A man locked up in a lawsuit with his former wife has requested a trial by fighting Japanese swords to resolve the dispute.
David Ostrom, 40, from Paola, Kansas, said he would give his ex-wife Bridgette Ostrom, 38, the choice of a lawyer or a “stand-in-hunter” to fight him.
He argued in legal documents that dueling was never “explicitly prohibited or restricted” in the United States.
He pointed out to the Iowa District Court in Shelby County that the method was “only used in British Court in 1818”.
David Ostrom, 40, has requested a trial through battles with Japanese swords. He pointed out to the Iowa District Court in Shelby County that the ‘British Court’ method was not used until 1818 (stock image)
Ostrom told the Des Moines Register that his inspiration came from a 2016 case in which New York Supreme Court Justice Philip Minardo admitted that duels had not been abolished.
In the documents, Ostrom expressed the desire to meet his ex-wife and her lawyer “on the battlefield where (he) will get their soul out of their bodies.”
He added that his wife, from Harlan, “had legally destroyed him.”
He asked the Iowa District Court to give him 12 weeks ‘lead time’ so that he could find or forge katana and wakizashi swords.
Iowa District Court in Shelby County. The court has yet to decide on the motion of both parties
The lawyer of his former wife, Matthew Hudson, opposed the request, pointing out that Mr.
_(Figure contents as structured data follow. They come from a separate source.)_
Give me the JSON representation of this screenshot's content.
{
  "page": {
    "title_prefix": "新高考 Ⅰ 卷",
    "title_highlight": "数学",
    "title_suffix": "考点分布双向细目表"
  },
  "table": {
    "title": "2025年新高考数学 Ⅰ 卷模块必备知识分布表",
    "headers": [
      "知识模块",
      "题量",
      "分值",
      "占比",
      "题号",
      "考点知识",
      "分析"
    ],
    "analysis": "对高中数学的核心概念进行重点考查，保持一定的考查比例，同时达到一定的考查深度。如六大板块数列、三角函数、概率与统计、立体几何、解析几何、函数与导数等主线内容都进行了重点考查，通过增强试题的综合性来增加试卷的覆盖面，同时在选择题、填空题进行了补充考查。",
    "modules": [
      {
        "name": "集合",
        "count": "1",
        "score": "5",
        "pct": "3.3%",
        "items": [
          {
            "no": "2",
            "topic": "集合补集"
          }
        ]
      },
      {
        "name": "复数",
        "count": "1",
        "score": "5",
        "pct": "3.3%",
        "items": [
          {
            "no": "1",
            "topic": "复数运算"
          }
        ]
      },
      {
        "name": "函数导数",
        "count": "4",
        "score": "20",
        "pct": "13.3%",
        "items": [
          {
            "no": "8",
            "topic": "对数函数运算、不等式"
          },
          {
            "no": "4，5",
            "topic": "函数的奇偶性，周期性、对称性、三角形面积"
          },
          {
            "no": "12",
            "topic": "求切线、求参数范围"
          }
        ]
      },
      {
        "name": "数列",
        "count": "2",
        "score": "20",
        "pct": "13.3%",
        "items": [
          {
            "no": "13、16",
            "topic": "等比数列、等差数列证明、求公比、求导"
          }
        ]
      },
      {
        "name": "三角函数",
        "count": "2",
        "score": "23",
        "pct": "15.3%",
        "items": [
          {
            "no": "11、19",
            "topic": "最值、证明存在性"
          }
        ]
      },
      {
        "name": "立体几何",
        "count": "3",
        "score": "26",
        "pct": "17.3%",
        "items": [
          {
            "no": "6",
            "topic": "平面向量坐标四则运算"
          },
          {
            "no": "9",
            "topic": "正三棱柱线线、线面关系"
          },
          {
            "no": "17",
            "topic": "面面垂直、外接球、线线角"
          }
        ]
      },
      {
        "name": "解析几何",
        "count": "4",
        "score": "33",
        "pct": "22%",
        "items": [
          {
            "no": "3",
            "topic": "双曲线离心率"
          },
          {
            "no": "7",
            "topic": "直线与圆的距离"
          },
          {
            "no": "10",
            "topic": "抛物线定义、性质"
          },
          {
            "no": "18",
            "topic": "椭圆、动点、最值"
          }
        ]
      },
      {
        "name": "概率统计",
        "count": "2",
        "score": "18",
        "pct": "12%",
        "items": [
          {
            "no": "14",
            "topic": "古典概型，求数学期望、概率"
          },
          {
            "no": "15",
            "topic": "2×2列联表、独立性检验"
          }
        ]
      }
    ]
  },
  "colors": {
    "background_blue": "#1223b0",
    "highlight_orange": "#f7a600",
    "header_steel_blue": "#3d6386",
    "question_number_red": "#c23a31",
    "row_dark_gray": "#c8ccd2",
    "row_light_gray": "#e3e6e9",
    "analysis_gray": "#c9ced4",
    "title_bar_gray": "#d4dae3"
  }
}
Ostrom had spelled incorrectly “physically” and added: “Although (Ostrom) and potential fighters have souls to be let, they ask respectfully not let the court do this. ”
Hudson argued that a duel could lead to the death of one or both parties, which would be disproportionate to issues of custody and property taxes.
He asked the court to order Ostrom to undergo psychological treatment.
In response, Ostrom admitted the spelling error, but denied psychological problems.
The Iowa court has yet to decide on the motion of both parties.